Le député a indiqué qu'il se trouvait à côté de Nicolas Sarkozy lors de la manifestation : "il était très énervé d'entendre les manifestants le siffler. Il y a eu plus de monde qu'il n'en attendait à la manifestation je crois, 3.000 manifestants à Saint-Lô, ça ne s'est pas vu depuis 20 ou 30 ans".
"Il est vrai aussi que les syndicats ont peut-être mis aussi un peu d'huile sur le feu en refusant de rencontrer le président", a déclaré M. Gosselin. Ancien chef de cabinet de Dominique de Villepin, Jean Charbonniaud a été nommé mercredi en Conseil des ministres préfet hors cadre pour siéger comme membre du Conseil supérieur de l'administration territoriale de l'Etat.

"Si cela avait été une sanction, il aurait simplement été placé hors-cadre"

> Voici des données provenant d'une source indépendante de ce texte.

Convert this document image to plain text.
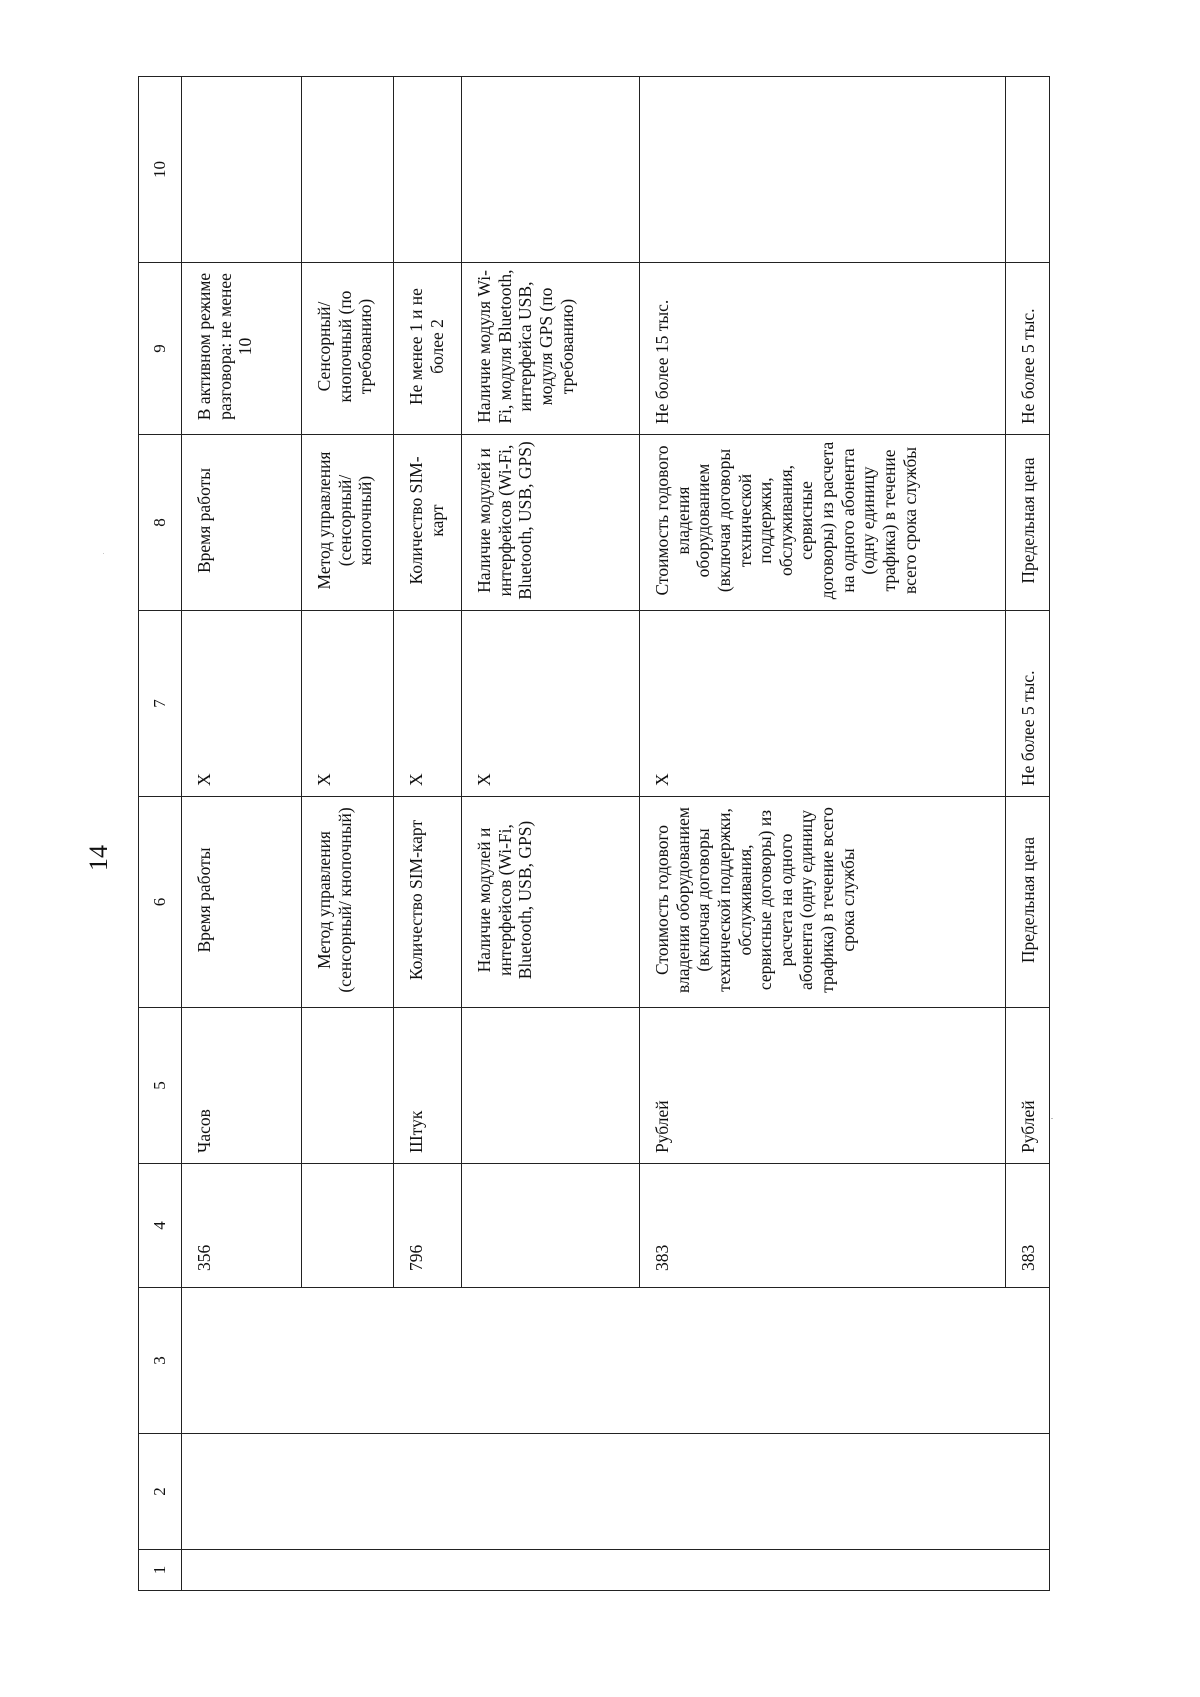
14
1	2	3	4	5	6	7	8	9	10
			356	Часов	Время работы	Х	Время работы	В активном режиме разговора: не менее 10	
					Метод управления (сенсорный/ кнопочный)	Х	Метод управления (сенсорный/ кнопочный)	Сенсорный/ кнопочный (по требованию)	
			796	Штук	Количество SIM-карт	Х	Количество SIM-карт	Не менее 1 и не более 2	
					Наличие модулей и интерфейсов (Wi-Fi, Bluetooth, USB, GPS)	Х	Наличие модулей и интерфейсов (Wi-Fi, Bluetooth, USB, GPS)	Наличие модуля Wi-Fi, модуля Bluetooth, интерфейса USB, модуля GPS (по требованию)	
			383	Рублей	Стоимость годового владения оборудованием (включая договоры технической поддержки, обслуживания, сервисные договоры) из расчета на одного абонента (одну единицу трафика) в течение всего срока службы	Х	Стоимость годового владения оборудованием (включая договоры технической поддержки, обслуживания, сервисные договоры) из расчета на одного абонента (одну единицу трафика) в течение всего срока службы	Не более 15 тыс.	
			383	Рублей	Предельная цена	Не более 5 тыс.	Предельная цена	Не более 5 тыс.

"C'est une sanction bien évidemment. Le préfet a été sanctionné parce que les manifestations à Saint-Lô ont été importantes. Le président de la République y a pris ombrage", a déclaré de son côté à l'AFP le député-maire de Caen, Philippe Duron (PS)."On est en plein caprice d'Etat" et "c'est un détournement du pouvoir républicain absolument inacceptable" a réagi pour sa part le 1er vice-président de la Région Basse-Normandie, Jean Karl Deschamps (PS) qui était parmi les manifestants le 12 janvier. "La seule cause de ce qui s'est passé à Saint-Lô, c'est la politique de l'UMP menée au niveau national. Ce n'est pas l'attitude du préfet", a-t-il ajouté.
 
Interrogé mercredi par l'AFP, l'Elysée avait démenti tout lien entre la mutation du préfet et les incidents survenus à Saint-Lô, en rappelant la nomination de Jean Charbonniaud au Conseil supérieur de l'administration territoriale de l'Etat. "Si cela avait été une sanction, il aurait simplement été placé hors-cadre", avait-on estimé à la présidence. Pendant la visite à Saint-Lô, l'entourage du président n'avait pas caché son irritation au sujet du dispositif de sécurité mis en place par le préfet. Le député UMP villepiniste de l'Hérault Jean-Pierre Grand s'est joint jeudi à ses collègues normands pour estimer que le départ de M. Charbonniaud n'était "pas un bon signe pour la haute fonction publique de l'Etat qui, dans la période de crise que connaît la nation, doit travailler avec le pouvoir politique dans la confiance et la sérénité". 

Le directeur de la police aussi...

Le directeur de la police de la Manche a annoncé lui-même qu'il allait être muté, ce qui, selon des sources proches  de la préfecture, peut être considéré comme la conséquence du mécontentement du président de la République ayant entendu des manifestants le siffler à Saint-Lô  le 12 janvier. "Mon directeur central m'a appelé hier soir pour me dire qu'il fallait que  je sois remplacé, que je choisisse une autre affectation", a expliqué le  directeur départemental de la sécurité publique de la Manche Philippe Bourgade  qui ne sait pas encore où il va postuler.